En sonunda “kendi tarihinle yüzleş” diyerek aslında insanı talihiyle yüzleşmeye çağırır. İşte iç hesaplaşma burada başlar diyebiliriz. Çünkü bu başlıkta olan yazı kitabın son yazısıdır. Ve bu yazıyla birlikte insan vaazlarını bitirdiğinizde, kitabı kapatıp ‘ben ne güzel yazılar okudum’ dediğiniz vakit işte o an eser sizlere vaazının en nihai kararını vermiş olacaktır.

Ben, insan vaazlarının en nihai kararını özellikle 118. sayfada geçen şu satırlarda buldum. Satırlar şöyle: “Bu yükselen Centerler, Firavun’un Musa’nın çağırdığını vurmak için kurdurduğu kuleye; bu yığılan mallar, dünyalıklar, Karun’un anahtarlarını eşeklere taşıttırdığı hazinelere; bu başkaldırılar, bu Allah’la senet imzalamış gibi yaşamalar, çölde kırk yılı doldurmuş Yahudilere benziyor.”

Bu kitabı bizlere kazandırdığı için sayın hocama kalbi şükranlarımı arz ederken buradan da asıl dev eserini bizlere okutacağı günü sabırsızlıkla beklediğimi/zi ilan etmek istiyorum.
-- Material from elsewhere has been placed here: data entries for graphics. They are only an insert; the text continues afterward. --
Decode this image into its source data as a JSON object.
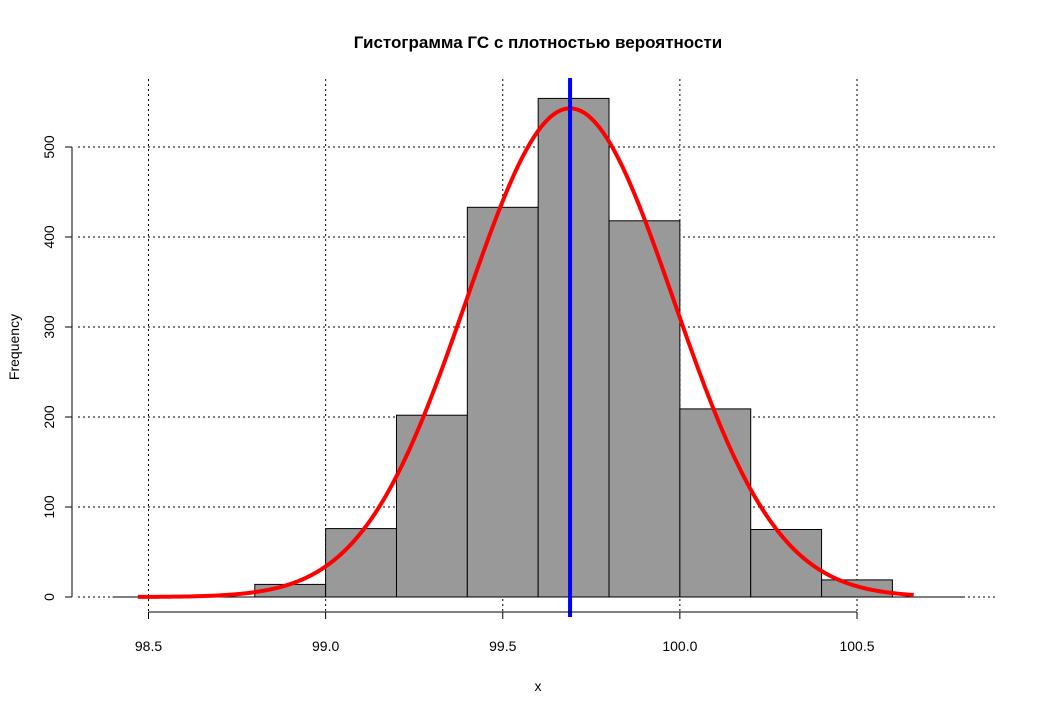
{
  "chart_data": {
    "type": "bar",
    "title": "Гистограмма ГС с плотностью вероятности",
    "xlabel": "x",
    "ylabel": "Frequency",
    "xlim": [
      98.4,
      100.8
    ],
    "ylim": [
      0,
      560
    ],
    "x_ticks": [
      "98.5",
      "99.0",
      "99.5",
      "100.0",
      "100.5"
    ],
    "y_ticks": [
      "0",
      "100",
      "200",
      "300",
      "400",
      "500"
    ],
    "grid": true,
    "bins": [
      {
        "from": 98.4,
        "to": 98.6,
        "count": 0
      },
      {
        "from": 98.6,
        "to": 98.8,
        "count": 0
      },
      {
        "from": 98.8,
        "to": 99.0,
        "count": 14
      },
      {
        "from": 99.0,
        "to": 99.2,
        "count": 76
      },
      {
        "from": 99.2,
        "to": 99.4,
        "count": 202
      },
      {
        "from": 99.4,
        "to": 99.6,
        "count": 433
      },
      {
        "from": 99.6,
        "to": 99.8,
        "count": 554
      },
      {
        "from": 99.8,
        "to": 100.0,
        "count": 418
      },
      {
        "from": 100.0,
        "to": 100.2,
        "count": 209
      },
      {
        "from": 100.2,
        "to": 100.4,
        "count": 75
      },
      {
        "from": 100.4,
        "to": 100.6,
        "count": 19
      },
      {
        "from": 100.6,
        "to": 100.8,
        "count": 0
      }
    ],
    "bar_color": "#999999",
    "density_curve": {
      "color": "#ff0000",
      "mean": 99.69,
      "sd": 0.293,
      "peak": 543,
      "x_range": [
        98.47,
        100.66
      ]
    },
    "mean_line": {
      "x": 99.69,
      "color": "#0000ff"
    }
  }
}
“Sakın irkilme… İnsanın neler barındırdığını, nerelerde gezindiğini çözmeye çalışmaktan daha zor ne var şu yeryüzünde? Bunun cevabını veremezsin sen… Çünkü cevap sensin…” satırları ile sizleri, bu cümlenin cevabıyla baş başa bırakıyorum…

İnsan vaazlarının şehri ve şehirleri aşan bir sedasının olması dileğiyle.